Hartnell felt like he’d won the lottery.

He missed herring season, flying to the East Coast to meet Dr. Perricone instead.

Vital Choice made it into Perricone’s book. And into every book since, Hartnell said.

It was a mad scramble getting Vital Choice up-and-running before that first book came out, he said.

At first it was just Hartnell, his brother, Terry Hartnell, who had also been a fisherman, and their sister, Shari Hartnell.

Vital Choice has made numerous appearances in the media, including in Martha Stewart’s “Body+Soul”, Rachel Ray’s EveryDay Magazine, Sunset Magazine and the Dr. Oz Show, as well as in Mother Earth News and the Wall Street Journal.

It was named Whatcom County Small Business of the Year in 2013 by the Whatcom Business Alliance and the editors of its Business Pulse Magazine.

Vital Choice is a Certified B Corporation, a growing global movement of “people using business as a force for good”, according to

Besides a variety of seafood and shellfish, Vital Choice also sells organic, grass-fed beef from the Skagit River Ranch, heritage chickens, fish oil supplements and organic berries, trail mix and dark chocolate bars.

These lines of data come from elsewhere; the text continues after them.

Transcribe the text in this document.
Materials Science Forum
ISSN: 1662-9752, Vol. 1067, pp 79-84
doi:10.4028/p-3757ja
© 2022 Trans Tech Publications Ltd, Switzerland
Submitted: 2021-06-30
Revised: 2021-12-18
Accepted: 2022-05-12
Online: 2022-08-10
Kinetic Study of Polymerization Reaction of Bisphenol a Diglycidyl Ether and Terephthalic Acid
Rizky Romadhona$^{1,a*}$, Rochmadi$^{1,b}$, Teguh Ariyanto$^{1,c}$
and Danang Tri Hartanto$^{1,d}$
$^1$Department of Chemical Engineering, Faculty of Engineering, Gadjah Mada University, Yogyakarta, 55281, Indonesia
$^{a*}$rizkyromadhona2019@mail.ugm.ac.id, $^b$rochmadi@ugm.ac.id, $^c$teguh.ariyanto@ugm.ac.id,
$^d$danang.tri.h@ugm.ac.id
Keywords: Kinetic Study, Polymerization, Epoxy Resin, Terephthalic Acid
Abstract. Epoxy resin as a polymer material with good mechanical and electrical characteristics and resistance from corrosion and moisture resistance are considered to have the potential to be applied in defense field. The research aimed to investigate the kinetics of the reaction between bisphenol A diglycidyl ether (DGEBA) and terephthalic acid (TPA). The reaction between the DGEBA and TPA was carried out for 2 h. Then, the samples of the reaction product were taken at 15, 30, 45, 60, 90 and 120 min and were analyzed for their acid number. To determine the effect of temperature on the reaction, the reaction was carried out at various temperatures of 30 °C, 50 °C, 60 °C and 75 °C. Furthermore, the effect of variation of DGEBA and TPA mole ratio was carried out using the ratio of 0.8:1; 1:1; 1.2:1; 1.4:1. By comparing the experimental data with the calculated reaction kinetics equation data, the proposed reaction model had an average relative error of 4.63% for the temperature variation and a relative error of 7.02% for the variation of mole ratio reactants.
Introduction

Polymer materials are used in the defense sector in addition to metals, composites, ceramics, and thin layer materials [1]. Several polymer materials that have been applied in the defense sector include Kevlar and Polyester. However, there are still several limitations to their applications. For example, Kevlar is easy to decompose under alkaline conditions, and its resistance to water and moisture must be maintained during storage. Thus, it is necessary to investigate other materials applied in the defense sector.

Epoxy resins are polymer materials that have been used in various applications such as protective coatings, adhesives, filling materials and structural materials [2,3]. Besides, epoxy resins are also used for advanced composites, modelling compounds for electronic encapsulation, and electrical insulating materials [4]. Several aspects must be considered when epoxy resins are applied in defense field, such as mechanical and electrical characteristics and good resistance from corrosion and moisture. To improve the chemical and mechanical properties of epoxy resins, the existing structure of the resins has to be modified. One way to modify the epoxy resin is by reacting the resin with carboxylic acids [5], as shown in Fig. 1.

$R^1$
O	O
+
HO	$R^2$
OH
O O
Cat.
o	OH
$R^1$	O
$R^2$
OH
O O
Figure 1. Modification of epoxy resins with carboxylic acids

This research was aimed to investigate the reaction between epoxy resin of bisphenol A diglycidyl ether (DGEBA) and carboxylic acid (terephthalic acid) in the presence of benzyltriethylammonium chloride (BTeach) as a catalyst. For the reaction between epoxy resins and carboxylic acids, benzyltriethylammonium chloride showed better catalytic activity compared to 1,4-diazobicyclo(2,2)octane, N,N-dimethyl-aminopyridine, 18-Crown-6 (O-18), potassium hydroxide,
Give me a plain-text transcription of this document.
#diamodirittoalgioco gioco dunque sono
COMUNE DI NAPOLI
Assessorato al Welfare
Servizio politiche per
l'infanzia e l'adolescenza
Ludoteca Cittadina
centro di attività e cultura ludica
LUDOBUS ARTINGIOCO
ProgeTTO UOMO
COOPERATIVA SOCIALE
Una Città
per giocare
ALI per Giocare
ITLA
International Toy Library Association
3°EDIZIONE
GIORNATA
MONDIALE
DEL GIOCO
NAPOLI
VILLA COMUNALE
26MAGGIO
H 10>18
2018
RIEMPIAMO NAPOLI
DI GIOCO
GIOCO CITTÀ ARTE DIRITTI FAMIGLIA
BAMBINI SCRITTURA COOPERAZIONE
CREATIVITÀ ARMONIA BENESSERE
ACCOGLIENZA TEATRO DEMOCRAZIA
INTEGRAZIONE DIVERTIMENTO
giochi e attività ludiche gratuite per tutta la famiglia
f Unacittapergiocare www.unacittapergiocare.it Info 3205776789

In 2014, the company acquired California-based I Love Blue Sea, also a catalog and online seafood supplier.

Today Vital Choice employs about 35 people, Hartnell said, including his wife, Carla, and daughter, Rachel.

The company has a second warehouse in Richmond, Virginia, ships all over the country and has $20-$30 million a year in sales.

His biggest source of new customers is word of mouth, Hartnell said.

Once they taste Vital Choice products, they become advocates for the company.

“We’ve never lost money,” he said. “Every year we exceed the prior year’s sales, even through the recession. We’ve never had to lay anybody off.”

It’s all about nutrition, said Nick Juenemann, quality assurance supervisor at the warehouse in Ferndale.

“We’re selling good health,” he said. “It’s not just food.”